Because of recessionary concerns, Lys likes not only Tyco’s choice of noncyclical acquisitions but also its plan to reduce the use of stock for deals—something experts often say leads to overpaying for a company. “With stock prices down, the cheap currency is gone,” notes Lys, “so companies would have to use more cash” than they would have before September’s downturn. About 40 percent of deals in recent years have been all-cash transactions, with the remaining 60 percent divided fairly equally between all-stock and stock-and-cash deals, and deals without announced terms.

When Swartz says, “The predominant number of deals we do will be cash deals” for the foreseeable future, that’s a big change for Tyco. The company has opted to pay in Tyco shares for about half its acquisitions in recent years, including the Sensormatic and Bard deals. “Our stock is undervalued right now,” he says, “and we’re not going to put out much at these [price] levels.”

Merrill Lynch & Co. analyst Phua K. Young, who follows Tyco, thinks the commitment to pay cash for deals may have to be tempered, however, to reflect this year’s acquisition of finance subsidiary CIT. Tyco must “balance the use of cash or stock against the potential impact on CIT’s credit rating,” he says. And in early October, Tyco did make an offer to pay $796 million in company stock for the 11 percent minority stake it didn’t already own in TyCom Ltd., an undersea telecommunications cable company. Despite the overcapacity in that industry, analysts say, Tyco wants to eliminate the publicly held portion of TyCom to reduce the concerns of Tyco investors.

Young, who was one of the attendees at Tyco’s meeting that fateful morning, expects the company’s acquisitions to keep coming. “I would imagine that nothing has changed,” he says, and that it “will continue to be very opportunistic.”

A Blast of Realism

Indeed, while experts predict a continued slowdown in merger activity, companies such as Tyco and General Electric Co., which have strong balance sheets and aggressive internal acquisition teams, may see a pickup. Certainly, Swartz doesn’t discount the possibility that the number of deals may increase, even if they are smaller on average. “We are well positioned right now,” the CFO says, noting the upgrade from Standard & Poor’s Corp. (from A- to A) that reduced Tyco’s cost of funds last spring.

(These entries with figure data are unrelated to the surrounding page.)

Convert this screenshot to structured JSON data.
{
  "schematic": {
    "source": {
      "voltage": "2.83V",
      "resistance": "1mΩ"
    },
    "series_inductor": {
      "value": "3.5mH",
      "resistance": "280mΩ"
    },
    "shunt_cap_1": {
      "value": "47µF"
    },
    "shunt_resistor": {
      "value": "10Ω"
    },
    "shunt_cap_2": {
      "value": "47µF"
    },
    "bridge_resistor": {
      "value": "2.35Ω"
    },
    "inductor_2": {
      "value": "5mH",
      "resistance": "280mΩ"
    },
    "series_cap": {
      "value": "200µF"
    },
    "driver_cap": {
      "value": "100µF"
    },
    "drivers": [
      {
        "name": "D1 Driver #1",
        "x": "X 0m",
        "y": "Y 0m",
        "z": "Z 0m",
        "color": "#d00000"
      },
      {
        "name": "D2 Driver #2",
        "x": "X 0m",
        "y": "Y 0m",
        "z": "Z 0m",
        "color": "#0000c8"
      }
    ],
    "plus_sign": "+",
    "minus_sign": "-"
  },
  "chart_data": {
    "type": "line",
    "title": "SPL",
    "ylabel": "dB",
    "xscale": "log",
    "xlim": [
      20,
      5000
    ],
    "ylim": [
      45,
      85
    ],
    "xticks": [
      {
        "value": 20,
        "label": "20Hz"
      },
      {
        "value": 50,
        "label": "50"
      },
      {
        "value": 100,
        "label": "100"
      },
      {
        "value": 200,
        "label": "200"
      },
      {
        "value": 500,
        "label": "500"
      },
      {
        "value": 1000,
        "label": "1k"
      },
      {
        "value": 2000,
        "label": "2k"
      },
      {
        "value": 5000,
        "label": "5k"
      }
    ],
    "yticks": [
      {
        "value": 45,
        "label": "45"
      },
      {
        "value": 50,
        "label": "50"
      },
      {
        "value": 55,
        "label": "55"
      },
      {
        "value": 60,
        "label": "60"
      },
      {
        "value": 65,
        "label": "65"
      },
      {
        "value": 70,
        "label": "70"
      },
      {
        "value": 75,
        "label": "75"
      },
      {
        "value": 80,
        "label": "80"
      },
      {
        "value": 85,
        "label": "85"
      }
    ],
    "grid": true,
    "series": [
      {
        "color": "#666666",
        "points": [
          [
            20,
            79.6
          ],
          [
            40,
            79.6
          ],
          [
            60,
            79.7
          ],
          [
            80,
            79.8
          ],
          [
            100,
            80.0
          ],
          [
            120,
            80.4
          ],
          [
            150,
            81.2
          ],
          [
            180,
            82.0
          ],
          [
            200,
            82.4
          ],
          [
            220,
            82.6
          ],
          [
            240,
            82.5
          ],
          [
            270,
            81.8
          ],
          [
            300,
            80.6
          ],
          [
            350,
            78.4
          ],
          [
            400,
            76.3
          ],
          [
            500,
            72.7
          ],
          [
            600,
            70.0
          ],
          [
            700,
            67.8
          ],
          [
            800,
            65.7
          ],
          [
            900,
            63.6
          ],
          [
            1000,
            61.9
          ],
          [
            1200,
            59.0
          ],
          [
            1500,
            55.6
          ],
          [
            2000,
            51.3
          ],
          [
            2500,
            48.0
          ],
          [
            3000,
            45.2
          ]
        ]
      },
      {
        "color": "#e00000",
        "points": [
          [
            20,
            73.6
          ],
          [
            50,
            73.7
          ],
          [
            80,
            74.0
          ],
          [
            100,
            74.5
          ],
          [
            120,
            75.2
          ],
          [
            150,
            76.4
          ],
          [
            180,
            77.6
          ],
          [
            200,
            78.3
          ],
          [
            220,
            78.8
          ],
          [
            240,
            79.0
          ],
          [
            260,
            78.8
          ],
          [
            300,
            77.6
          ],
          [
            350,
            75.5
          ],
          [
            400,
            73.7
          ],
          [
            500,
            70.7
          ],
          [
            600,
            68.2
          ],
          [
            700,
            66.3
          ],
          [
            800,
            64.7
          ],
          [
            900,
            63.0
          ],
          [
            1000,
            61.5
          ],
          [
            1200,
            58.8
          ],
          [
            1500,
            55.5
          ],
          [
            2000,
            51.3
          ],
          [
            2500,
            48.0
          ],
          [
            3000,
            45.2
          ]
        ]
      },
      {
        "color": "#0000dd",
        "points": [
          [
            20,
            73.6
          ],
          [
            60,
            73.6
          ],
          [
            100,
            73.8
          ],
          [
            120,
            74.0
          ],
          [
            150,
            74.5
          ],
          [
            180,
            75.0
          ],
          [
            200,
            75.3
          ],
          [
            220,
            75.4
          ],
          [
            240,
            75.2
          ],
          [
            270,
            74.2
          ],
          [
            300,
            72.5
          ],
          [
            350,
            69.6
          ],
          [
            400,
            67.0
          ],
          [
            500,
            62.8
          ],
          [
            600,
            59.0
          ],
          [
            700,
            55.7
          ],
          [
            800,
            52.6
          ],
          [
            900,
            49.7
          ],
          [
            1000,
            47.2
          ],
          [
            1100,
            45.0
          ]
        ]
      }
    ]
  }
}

In fact, Swartz says he’s noticed more acquisition candidates raising their hands to catch Tyco’s notice. And he insists that his basic wish list has not changed. First on that list, he says, is the ability to cut costs at the target operation. “We never predicate based on top-line growth,” he says, “and we are risk-averse. Our approach to acquisitions historically has been that every acquisition has risk in it. So everything we do is designed to decrease that risk—from due diligence, to conservativeness in estimating revenues and cost reductions, to making sure we pay a reasonable price.”

Before long, the concentration on price could even mean a return to candidates in the electronics field, where the prices companies were asking during the first eight months of 2001 seemed quite high. “September 11 has hit home with many of these [corporate] sellers,” says Swartz. “They’re becoming more realistic.”

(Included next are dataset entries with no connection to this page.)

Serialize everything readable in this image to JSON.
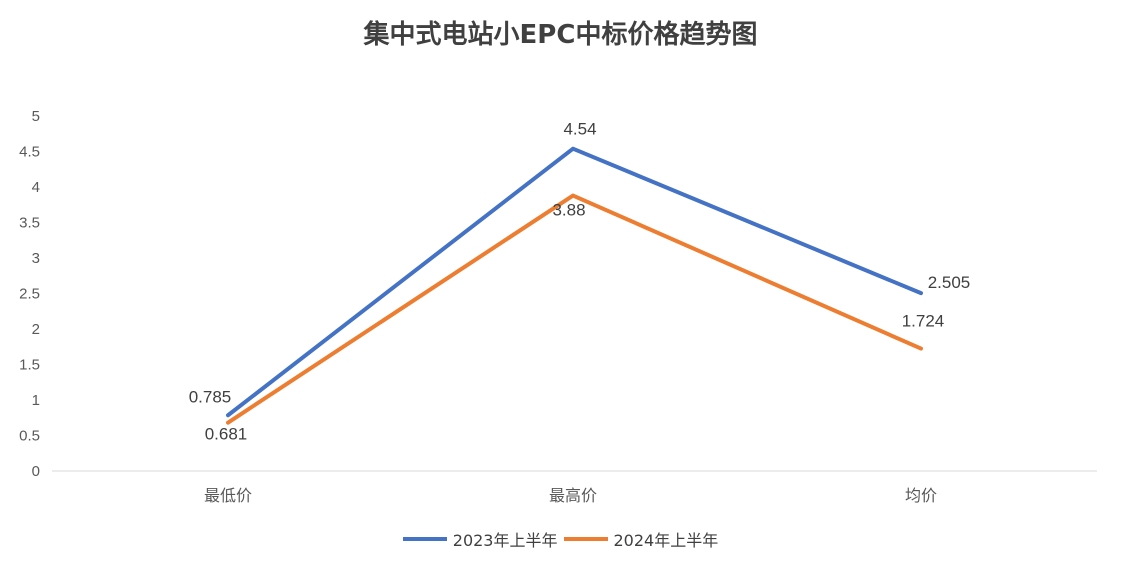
{
  "chart_data": {
    "type": "line",
    "title": "集中式电站小EPC中标价格趋势图",
    "categories": [
      "最低价",
      "最高价",
      "均价"
    ],
    "ylim": [
      0,
      5
    ],
    "yticks": [
      "0",
      "0.5",
      "1",
      "1.5",
      "2",
      "2.5",
      "3",
      "3.5",
      "4",
      "4.5",
      "5"
    ],
    "grid": false,
    "legend_position": "bottom",
    "series": [
      {
        "name": "2023年上半年",
        "color": "#4472C4",
        "values": [
          0.785,
          4.54,
          2.505
        ],
        "labels": [
          "0.785",
          "4.54",
          "2.505"
        ]
      },
      {
        "name": "2024年上半年",
        "color": "#ED7D31",
        "values": [
          0.681,
          3.88,
          1.724
        ],
        "labels": [
          "0.681",
          "3.88",
          "1.724"
        ]
      }
    ]
  }
}
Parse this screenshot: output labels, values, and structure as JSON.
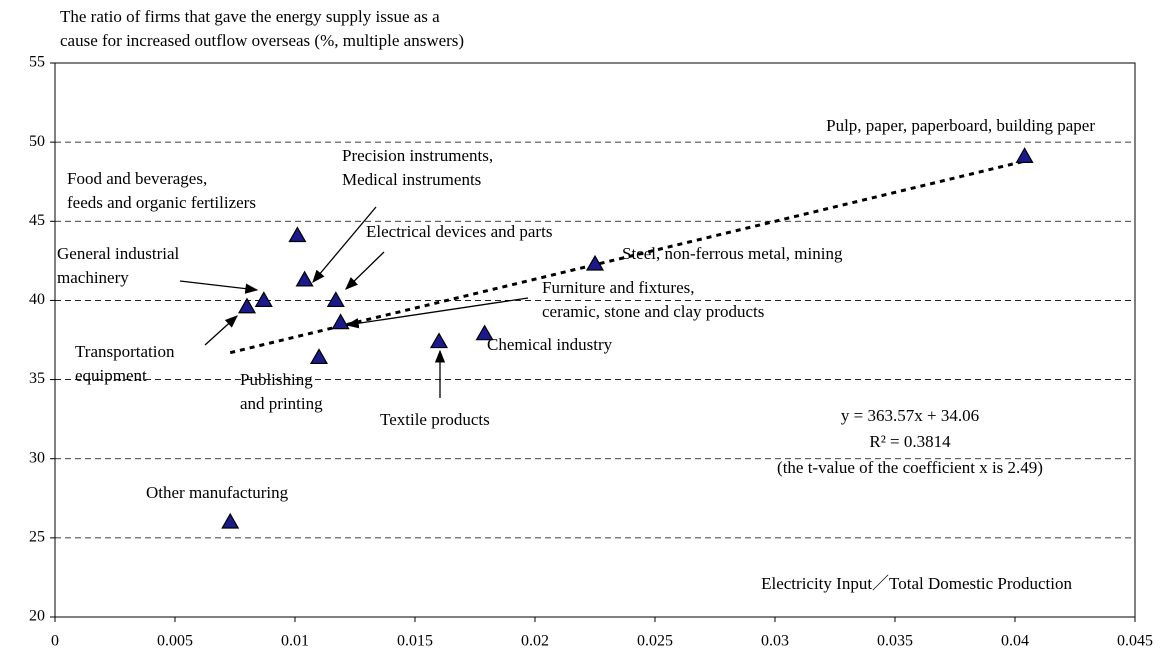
{
  "chart_data": {
    "type": "scatter",
    "y_axis_title": [
      "The ratio of firms that gave the energy supply issue as a",
      "cause for increased outflow overseas (%, multiple answers)"
    ],
    "x_axis_title": "Electricity Input／Total Domestic Production",
    "labels": [
      [
        "Pulp, paper, paperboard, building paper"
      ],
      [
        "Steel, non-ferrous metal, mining"
      ],
      [
        "Chemical industry"
      ],
      [
        "Textile products"
      ],
      [
        "Food and beverages,",
        "feeds and organic fertilizers"
      ],
      [
        "Precision instruments,",
        "Medical instruments"
      ],
      [
        "Electrical devices and parts"
      ],
      [
        "Furniture and fixtures,",
        "ceramic, stone and clay products"
      ],
      [
        "General industrial",
        "machinery"
      ],
      [
        "Transportation",
        "equipment"
      ],
      [
        "Publishing",
        "and printing"
      ],
      [
        "Other manufacturing"
      ]
    ],
    "x": [
      0.0404,
      0.0225,
      0.0179,
      0.016,
      0.0101,
      0.0104,
      0.0117,
      0.0119,
      0.0087,
      0.008,
      0.011,
      0.0073
    ],
    "values": [
      49.1,
      42.3,
      37.9,
      37.4,
      44.1,
      41.3,
      40.0,
      38.6,
      40.0,
      39.6,
      36.4,
      26.0
    ],
    "color": "#1a1a8c",
    "trendline": {
      "x": [
        0.0073,
        0.0404
      ],
      "y": [
        36.7,
        48.8
      ]
    },
    "annotation": [
      "y = 363.57x + 34.06",
      "R² = 0.3814",
      "(the t-value of the coefficient x is 2.49)"
    ],
    "xlim": [
      0,
      0.045
    ],
    "xticks": [
      0,
      0.005,
      0.01,
      0.015,
      0.02,
      0.025,
      0.03,
      0.035,
      0.04,
      0.045
    ],
    "ylim": [
      20,
      55
    ],
    "yticks": [
      20,
      25,
      30,
      35,
      40,
      45,
      50,
      55
    ],
    "grid": true
  }
}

The hits keep coming in Tyco’s acquisition binge.*

Company Bought (Month Completed) Price Terms Division
C.R. Bard (Expected 12/01) $3.2 bill Stock Health care
Sensormatic (Expected 11/01) $2.3 bill. Stock Fire & security
CIT (6/01) $9.2 bill. Stock & Cash Financial
Simplex Time Recorder (1/01) $1.1 bill. Cash Fire & security
Lucent Power Systems (12/00) $2.5 bill. Cash Electronics
Mallinckrodt (10/00) $4.2 bill. Stock Health care
Thomas & Betts Electronic OEM (7/00) $750 mill. Cash Electronics
Siemens Electro Products (11/99) $1.1 bill. Cash Electronics

*includes only deals of $750 million or more.